John Malcolm was the second son of the Rev. John Malcolm, minister of the parish of Firth and Stennis, Orkney, where he was born about 1795. Through a personal application to the Duke of Kent, he was enabled to proceed as a volunteer to join the army in Spain. Arriving at the period when the army under General Graham (afterwards Lord Lynedoch) was besieging St Sebastian, he speedily obtained a lieutenancy in the 42d Regiment, in which he served to the close of the Pyrenees' campaign. Wounded at the battle of Toulouse, by a musket-ball penetrating his right shoulder, and otherwise debilitated, he retired from active service on half-pay, and with a pension for his wound. He now fixed his abode in Edinburgh, and devoted himself to literary pursuits. He contributed to Constable's Magazine, and other periodicals. For one of the earlier volumes of "Constable's Miscellany," he wrote a narrative of the Peninsular War. As a poet, he became known by some stanzas on the death of Lord Byron, which appeared in the Edinburgh Weekly Journal. In 1828, he published "Scenes of War, and other Poems;" and subsequently contributed numerous poetical pieces to the pages of the Edinburgh Literary Journal. A small volume of prose sketches also appeared from his pen, under the title of "Tales of Field and Flood." In 1831 he undertook the editorship of the Edinburgh Observer newspaper, which he held till the period of his death. He died at Edinburgh, of a pulmonary complaint, in September 1835.

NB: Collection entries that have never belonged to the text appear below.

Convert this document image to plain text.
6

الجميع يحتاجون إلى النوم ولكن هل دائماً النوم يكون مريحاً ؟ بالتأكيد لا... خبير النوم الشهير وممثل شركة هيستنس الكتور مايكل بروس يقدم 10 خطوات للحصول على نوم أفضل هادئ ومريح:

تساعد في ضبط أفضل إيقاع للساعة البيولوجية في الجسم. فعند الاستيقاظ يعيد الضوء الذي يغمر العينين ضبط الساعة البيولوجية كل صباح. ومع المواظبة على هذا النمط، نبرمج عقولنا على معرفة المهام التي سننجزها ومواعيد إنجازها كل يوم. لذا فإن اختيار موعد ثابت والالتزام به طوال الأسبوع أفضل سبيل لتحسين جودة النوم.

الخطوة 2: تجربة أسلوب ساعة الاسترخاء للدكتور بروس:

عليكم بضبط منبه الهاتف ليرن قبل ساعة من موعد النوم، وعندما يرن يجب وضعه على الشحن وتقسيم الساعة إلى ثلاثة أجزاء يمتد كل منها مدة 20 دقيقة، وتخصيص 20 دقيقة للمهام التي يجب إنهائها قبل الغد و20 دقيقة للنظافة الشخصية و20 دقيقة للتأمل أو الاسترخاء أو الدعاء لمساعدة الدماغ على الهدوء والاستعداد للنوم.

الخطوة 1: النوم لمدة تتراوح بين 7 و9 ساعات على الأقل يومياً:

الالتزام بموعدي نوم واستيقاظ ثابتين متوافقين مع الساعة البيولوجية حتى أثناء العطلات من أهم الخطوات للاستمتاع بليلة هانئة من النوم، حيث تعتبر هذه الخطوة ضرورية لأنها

Fond of conversation, and abounding in humorous anecdote, Malcolm was especially esteemed for his gentle and amiable deportment. His poetry, which is often vigorous, is uniformly characterised by sweetness of versification.
THE MUSIC OF THE NIGHT.
The music of the night,
Upon its lonely flight
Into the west, where sink its ebbing sands;
That muffled music seems
Like voices heard in dreams,
Sigh'd back from long-lost years and distant lands.
Amid the stillness round,
As 'twere the shade of sound,
Floats on the low sweet strain of lulling tones;
Such as from trembling wire
Of sweet Æolian lyre,
With winds awake in murmurs and in moans.
Oh! melting on the ear,
What solemn chords are there!
The torrent's thunder sunk into a sigh;
And thine, majestic main!
Great Nature's organ strain,
Deep pealing through the temple of the sky.
And songs unsung by day—
The nightingale's lone lay.
From lady's bower, the lover's serenade;
And dirge of hermit-bird
From haunts of ruin heard,
The only voice that wails above the dead.

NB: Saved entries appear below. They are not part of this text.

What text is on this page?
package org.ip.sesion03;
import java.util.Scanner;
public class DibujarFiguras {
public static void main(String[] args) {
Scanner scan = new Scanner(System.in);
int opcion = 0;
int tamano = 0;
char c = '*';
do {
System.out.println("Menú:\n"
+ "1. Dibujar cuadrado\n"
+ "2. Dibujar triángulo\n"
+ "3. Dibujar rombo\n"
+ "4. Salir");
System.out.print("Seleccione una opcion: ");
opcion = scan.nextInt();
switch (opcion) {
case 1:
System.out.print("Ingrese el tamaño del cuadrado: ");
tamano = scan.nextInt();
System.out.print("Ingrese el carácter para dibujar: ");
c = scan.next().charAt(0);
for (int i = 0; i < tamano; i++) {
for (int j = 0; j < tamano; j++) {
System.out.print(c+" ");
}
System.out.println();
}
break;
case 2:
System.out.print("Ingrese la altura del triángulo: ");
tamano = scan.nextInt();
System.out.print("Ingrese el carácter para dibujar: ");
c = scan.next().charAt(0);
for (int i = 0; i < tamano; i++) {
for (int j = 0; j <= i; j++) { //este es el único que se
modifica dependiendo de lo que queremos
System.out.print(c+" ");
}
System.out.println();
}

To them that sail the deep,
When winds have sunk to sleep,
The dreamy murmurs of the night steal on;
Say, does their mystic hum,
So vague and varied, come
From distant shores unseen, and lands unknown?
In them might fancy's ear
Earth's dying echoes hear,
Our home's sweet voices swooning on the floods;
Or songs of festal halls,
Or sound of waterfalls,
Or Indian's dismal war-whoop through the woods.
Joy breathes in morning song,
And happy things among
Her choral bowers wake matins of delight;
But dearer unto me
The dirge-like harmony
Of vesper voices, and of wailing night.
THE SEA.
The sea—the deep, deep sea—
That awful mystery!
Was there a time of old ere it was born,
Or e'er the dawn of light,
Coeval with the night—
Say, slept it on, for ever and forlorn?
Till the Great Spirit's word
Its sullen waters heard,
And their wild voices, through the void profound,
Gave deep responsive roar;
But silent never more
Shall be their solemn, drear, and dirge-like sound!

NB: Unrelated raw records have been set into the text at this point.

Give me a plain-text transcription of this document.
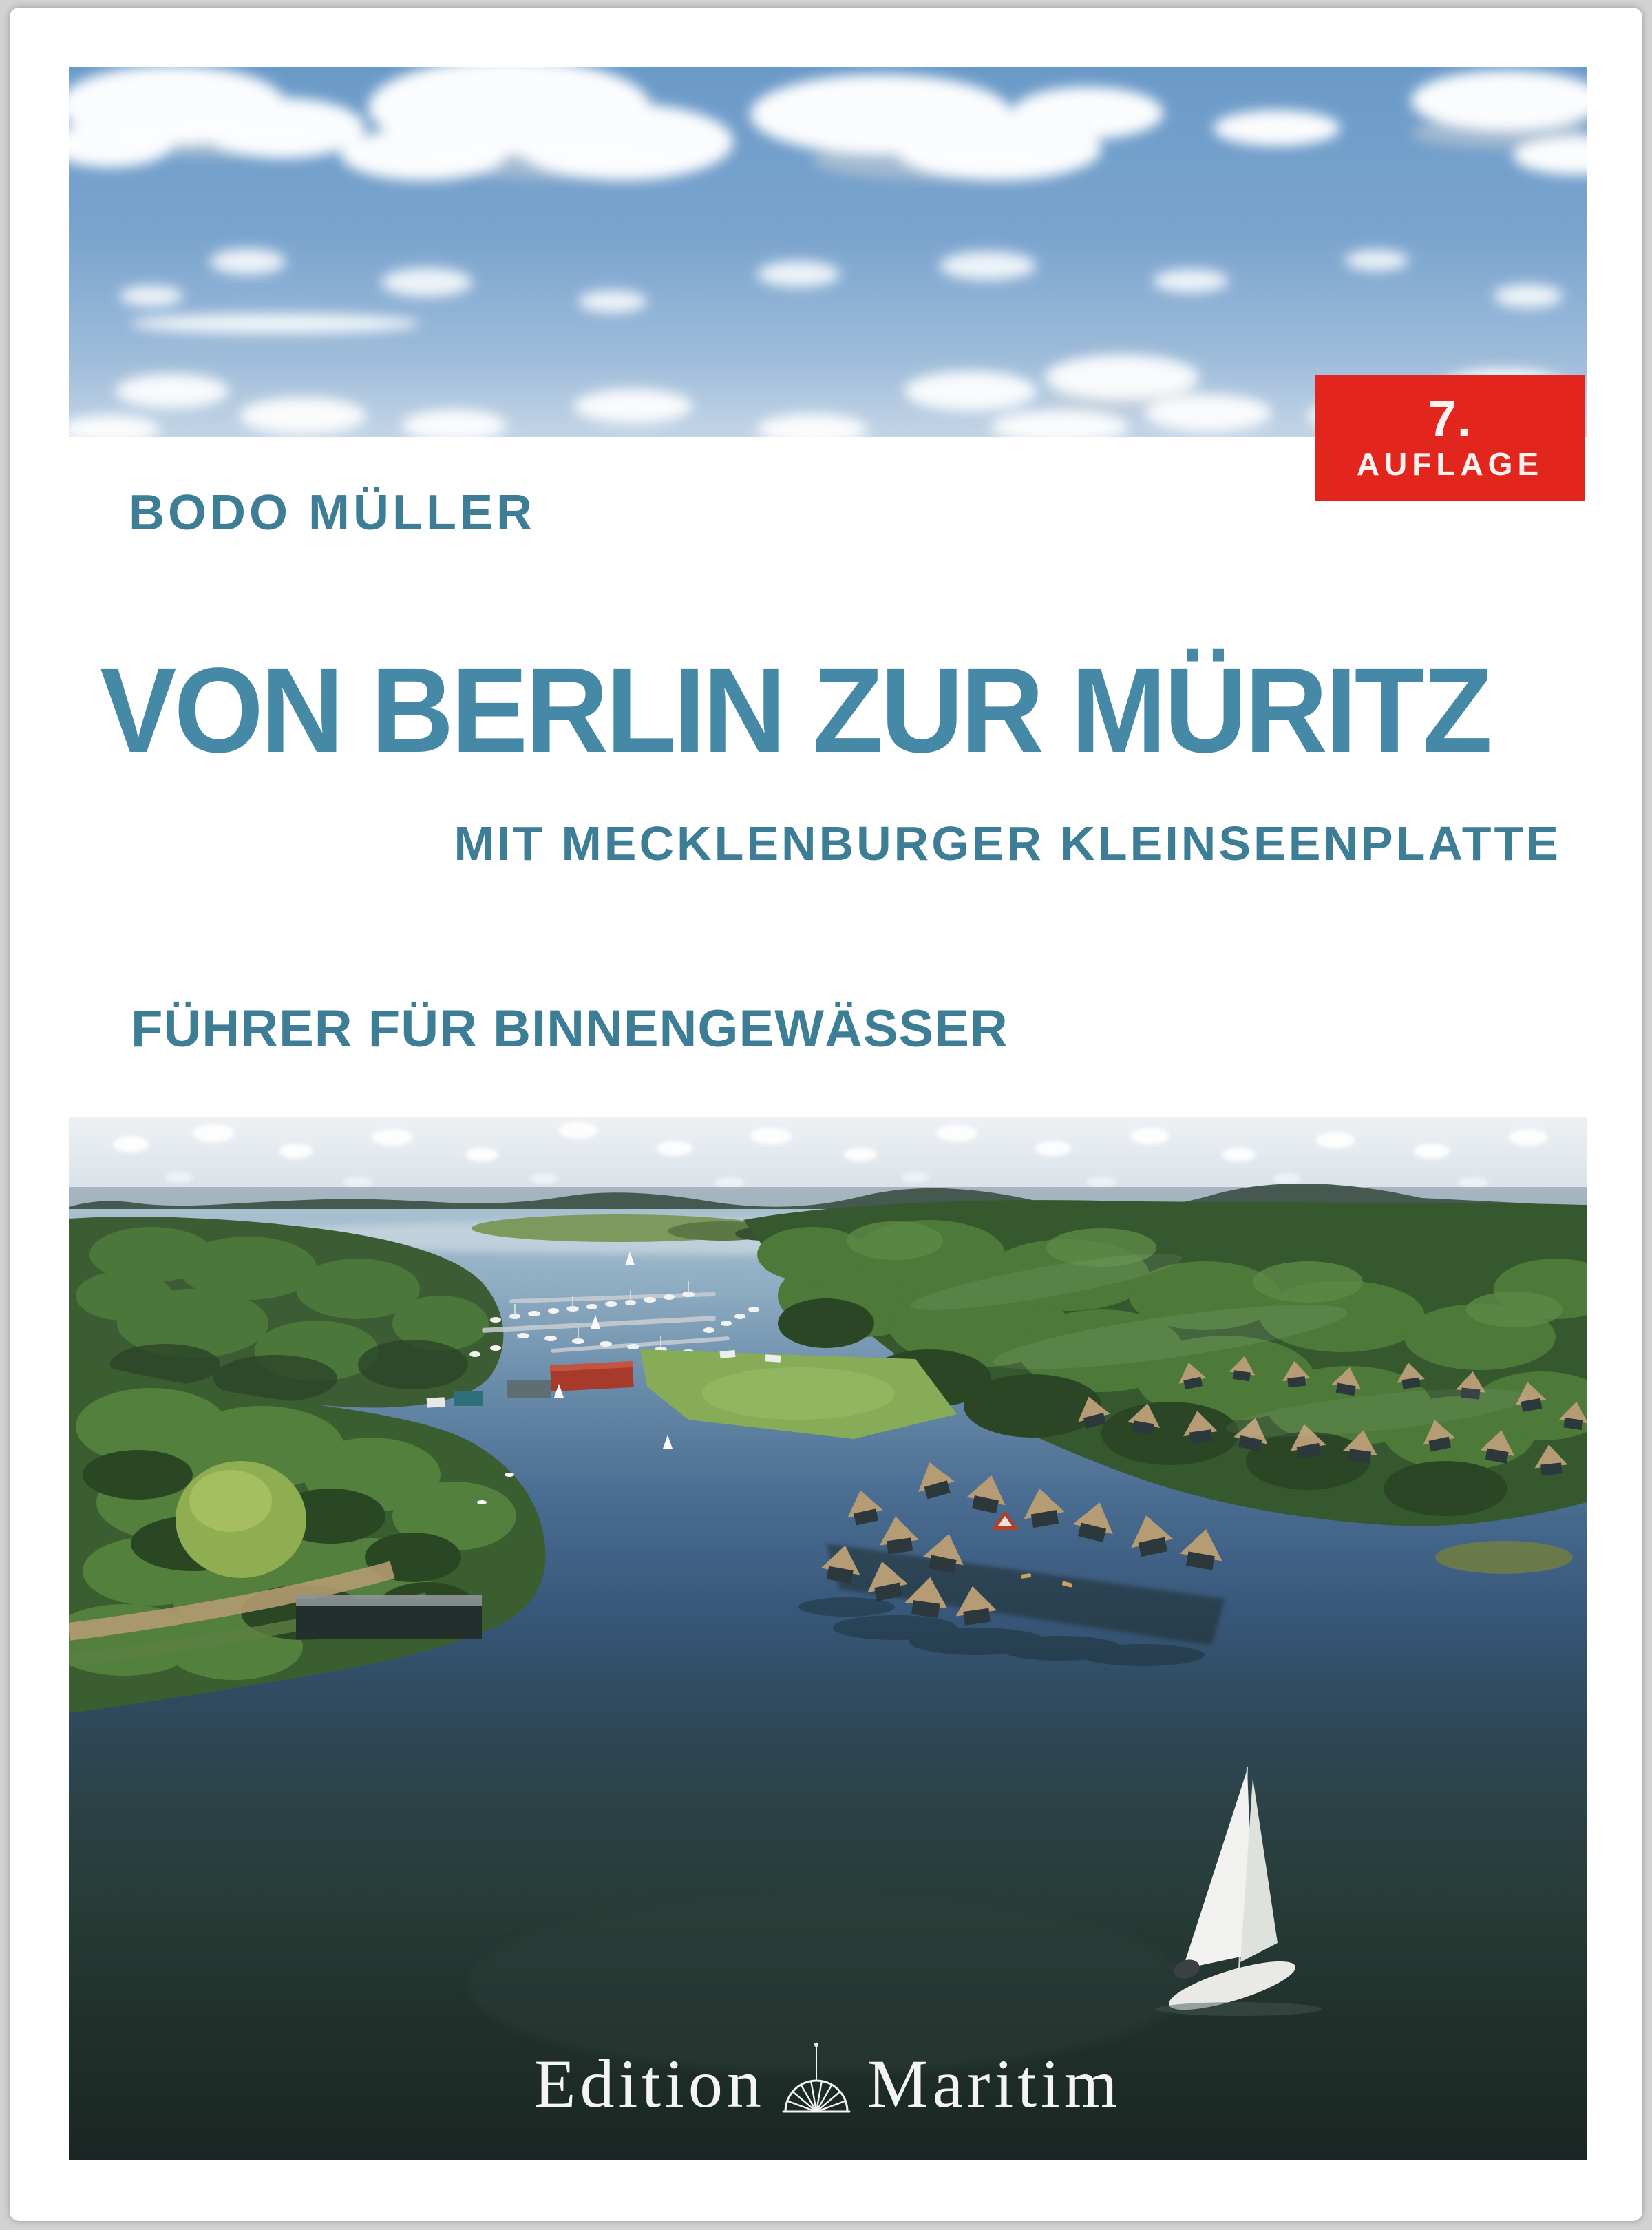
7.
AUFLAGE
BODO MÜLLER
VON BERLIN ZUR MÜRITZ
MIT MECKLENBURGER KLEINSEENPLATTE
FÜHRER FÜR BINNENGEWÄSSER
Edition Maritim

Earth's echoes faint and die;
Sunk down into a sigh,
Scamander's voice scarce whispers on its way;
And desert silence reigns
Upon the mighty plains
Where battles' thunders peal'd—and where are they?
But still from age to age
Upon its pilgrimage,
When many a glorious strain the world hath flown;
And while her echoes sleep
In darkness, the great deep,
Unwearied and unchanged, goes sounding on.